A necessary cultural enlightenment must integrate:

  • Third-person epistemology: The philosophy of science, objective measurement, and experimentation [01:09:55].
  • Second-person epistemology: The ability to understand and inhabit others’ perspectives, fostering good-faith dialogue [01:10:09].
  • First-person epistemology: Self-understanding, recognizing one’s own cognitive biases, desire for certainty, and unwillingness to admit error [01:10:37].

Target Audience and Broader Impact

Initially, the project’s deep and nuanced articles are targeted at generally educated adults who are willing to invest time in understanding complex issues and challenge their own biases [01:12:49]. However, the long-term goal is to make the content accessible to a wider audience through various media formats, including short animations for high school students [01:14:04].

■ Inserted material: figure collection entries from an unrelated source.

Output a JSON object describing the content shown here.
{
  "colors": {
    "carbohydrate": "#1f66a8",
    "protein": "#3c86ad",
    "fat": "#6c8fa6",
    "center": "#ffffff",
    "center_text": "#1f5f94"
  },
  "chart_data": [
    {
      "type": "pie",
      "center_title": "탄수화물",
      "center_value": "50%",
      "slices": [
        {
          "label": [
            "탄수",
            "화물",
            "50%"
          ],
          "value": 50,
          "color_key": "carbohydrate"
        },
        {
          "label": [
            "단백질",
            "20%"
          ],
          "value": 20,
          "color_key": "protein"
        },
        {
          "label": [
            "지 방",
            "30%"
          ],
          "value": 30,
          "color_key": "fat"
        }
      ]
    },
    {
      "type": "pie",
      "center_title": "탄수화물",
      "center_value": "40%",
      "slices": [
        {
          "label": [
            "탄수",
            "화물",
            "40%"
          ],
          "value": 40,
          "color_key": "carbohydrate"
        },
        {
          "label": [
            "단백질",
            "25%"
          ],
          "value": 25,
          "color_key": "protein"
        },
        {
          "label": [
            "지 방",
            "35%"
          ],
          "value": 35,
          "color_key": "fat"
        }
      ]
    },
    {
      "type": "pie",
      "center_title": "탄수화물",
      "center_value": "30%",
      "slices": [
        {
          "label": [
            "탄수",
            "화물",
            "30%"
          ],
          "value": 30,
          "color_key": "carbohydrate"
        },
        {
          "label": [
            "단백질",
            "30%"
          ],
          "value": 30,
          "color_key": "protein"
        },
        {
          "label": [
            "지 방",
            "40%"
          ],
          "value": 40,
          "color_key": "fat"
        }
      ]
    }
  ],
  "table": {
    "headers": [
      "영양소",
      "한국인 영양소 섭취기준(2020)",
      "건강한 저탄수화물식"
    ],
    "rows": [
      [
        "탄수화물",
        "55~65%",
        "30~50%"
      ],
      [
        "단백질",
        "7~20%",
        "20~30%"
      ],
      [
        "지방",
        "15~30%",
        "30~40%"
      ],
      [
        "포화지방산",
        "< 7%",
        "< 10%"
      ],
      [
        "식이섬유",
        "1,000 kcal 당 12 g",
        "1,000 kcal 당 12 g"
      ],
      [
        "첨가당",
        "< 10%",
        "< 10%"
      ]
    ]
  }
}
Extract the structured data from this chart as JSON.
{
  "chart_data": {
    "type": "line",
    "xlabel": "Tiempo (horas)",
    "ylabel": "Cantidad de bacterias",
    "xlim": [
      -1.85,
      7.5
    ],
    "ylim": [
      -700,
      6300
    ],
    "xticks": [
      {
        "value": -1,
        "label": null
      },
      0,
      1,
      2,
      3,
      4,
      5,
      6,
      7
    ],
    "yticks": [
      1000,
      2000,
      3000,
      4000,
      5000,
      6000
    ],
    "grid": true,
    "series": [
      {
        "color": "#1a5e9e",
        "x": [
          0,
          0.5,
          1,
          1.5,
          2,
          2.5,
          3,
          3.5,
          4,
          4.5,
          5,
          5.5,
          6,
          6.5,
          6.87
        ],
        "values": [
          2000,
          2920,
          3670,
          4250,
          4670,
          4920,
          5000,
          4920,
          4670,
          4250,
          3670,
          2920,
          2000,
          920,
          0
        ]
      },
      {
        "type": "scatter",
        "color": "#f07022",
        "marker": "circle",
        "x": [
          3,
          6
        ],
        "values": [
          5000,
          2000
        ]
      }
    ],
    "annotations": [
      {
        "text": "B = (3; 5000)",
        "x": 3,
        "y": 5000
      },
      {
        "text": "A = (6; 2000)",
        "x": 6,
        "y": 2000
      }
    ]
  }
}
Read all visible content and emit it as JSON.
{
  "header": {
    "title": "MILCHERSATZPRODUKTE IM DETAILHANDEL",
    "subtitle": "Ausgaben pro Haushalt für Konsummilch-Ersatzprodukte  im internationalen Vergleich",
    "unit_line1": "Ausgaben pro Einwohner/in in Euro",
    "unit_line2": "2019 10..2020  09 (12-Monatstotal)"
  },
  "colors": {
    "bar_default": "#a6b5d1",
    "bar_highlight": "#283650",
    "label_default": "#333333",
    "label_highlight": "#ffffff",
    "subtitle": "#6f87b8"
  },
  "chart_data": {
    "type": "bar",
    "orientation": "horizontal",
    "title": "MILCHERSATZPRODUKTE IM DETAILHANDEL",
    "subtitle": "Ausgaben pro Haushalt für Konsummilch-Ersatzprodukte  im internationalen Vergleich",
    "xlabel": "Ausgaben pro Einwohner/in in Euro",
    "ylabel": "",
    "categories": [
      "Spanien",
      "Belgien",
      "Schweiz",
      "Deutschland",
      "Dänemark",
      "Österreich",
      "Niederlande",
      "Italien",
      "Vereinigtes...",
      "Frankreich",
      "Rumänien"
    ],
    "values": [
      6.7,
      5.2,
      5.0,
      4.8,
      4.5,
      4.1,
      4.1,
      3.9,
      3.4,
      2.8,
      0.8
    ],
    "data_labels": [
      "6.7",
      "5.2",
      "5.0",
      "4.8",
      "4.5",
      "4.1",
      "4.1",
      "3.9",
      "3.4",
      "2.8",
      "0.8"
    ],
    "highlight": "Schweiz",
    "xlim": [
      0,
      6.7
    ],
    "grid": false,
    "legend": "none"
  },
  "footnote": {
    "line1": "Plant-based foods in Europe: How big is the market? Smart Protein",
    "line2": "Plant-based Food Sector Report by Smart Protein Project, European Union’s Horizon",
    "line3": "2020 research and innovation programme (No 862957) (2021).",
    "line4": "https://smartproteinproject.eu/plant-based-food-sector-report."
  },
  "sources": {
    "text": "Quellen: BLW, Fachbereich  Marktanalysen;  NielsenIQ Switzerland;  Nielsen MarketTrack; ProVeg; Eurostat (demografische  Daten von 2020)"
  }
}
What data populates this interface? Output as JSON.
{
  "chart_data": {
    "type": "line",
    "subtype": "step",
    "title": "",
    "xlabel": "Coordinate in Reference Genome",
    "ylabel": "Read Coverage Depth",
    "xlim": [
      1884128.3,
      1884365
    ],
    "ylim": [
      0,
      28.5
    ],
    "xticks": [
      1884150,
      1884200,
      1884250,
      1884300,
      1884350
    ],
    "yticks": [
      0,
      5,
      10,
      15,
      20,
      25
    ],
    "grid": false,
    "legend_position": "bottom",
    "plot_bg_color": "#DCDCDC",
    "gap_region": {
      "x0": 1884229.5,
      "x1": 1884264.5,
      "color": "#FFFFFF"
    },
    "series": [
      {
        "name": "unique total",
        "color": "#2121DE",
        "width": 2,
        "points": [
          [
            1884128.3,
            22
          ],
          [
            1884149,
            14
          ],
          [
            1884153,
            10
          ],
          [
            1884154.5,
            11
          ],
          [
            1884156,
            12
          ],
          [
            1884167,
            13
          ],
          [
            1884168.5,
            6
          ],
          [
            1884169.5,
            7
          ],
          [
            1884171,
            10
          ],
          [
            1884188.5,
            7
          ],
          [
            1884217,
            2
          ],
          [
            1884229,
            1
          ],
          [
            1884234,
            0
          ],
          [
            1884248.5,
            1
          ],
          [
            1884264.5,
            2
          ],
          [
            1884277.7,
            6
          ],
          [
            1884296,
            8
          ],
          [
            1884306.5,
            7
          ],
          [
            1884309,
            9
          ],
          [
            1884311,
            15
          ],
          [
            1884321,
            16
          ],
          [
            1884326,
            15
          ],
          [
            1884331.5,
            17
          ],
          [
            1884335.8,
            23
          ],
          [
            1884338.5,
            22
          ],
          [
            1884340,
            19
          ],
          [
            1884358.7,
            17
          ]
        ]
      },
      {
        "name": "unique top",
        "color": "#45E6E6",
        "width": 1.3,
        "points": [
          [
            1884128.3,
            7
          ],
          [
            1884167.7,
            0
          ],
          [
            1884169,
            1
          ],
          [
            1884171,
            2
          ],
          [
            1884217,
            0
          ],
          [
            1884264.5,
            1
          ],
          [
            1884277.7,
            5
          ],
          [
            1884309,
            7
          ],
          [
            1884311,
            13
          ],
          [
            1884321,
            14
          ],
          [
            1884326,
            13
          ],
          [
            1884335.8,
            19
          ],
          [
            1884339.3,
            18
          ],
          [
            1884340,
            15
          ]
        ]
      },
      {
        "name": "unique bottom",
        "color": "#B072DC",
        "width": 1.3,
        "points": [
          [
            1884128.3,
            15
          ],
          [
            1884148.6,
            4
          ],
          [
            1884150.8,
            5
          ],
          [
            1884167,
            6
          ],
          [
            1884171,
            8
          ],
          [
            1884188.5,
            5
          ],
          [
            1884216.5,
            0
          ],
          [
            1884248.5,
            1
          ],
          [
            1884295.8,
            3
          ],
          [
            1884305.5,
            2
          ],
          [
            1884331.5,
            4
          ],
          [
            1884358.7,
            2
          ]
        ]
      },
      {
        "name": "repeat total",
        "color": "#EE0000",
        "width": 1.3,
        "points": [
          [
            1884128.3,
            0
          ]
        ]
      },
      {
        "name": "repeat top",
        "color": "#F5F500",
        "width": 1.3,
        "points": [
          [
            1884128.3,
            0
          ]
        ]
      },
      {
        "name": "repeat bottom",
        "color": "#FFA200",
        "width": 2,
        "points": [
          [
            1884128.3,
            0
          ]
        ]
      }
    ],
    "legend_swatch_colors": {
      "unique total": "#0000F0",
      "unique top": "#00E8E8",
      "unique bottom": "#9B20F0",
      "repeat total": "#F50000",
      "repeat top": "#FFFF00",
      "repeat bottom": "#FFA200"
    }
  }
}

The project aims to be a “good example” for others in the media [01:17:35]. It operates as a non-profit, does not use paywalls, sell data, or host ads, relying solely on donations without strings attached [01:17:47]. Articles are published without individual author bylines to promote collective intelligence and reduce the impact of ad hominem attacks [01:18:29]. The project intends to openly publish its methods (e.g., for meta news) to inspire and enable other media organizations to do better work, fostering a “race to the top” in information quality [01:21:48].

The Consilience Project is designed to self-terminate after five years [01:16:05]. This decision is to avoid the perverse incentive for organizations to perpetuate their own existence rather than solve the problem they set out to address [01:19:37]. The project believes it can only succeed by catalyzing and supporting other groups working towards a cultural enlightenment, aiming to “signal upregulate” good work and foster a decentralized movement [01:17:09].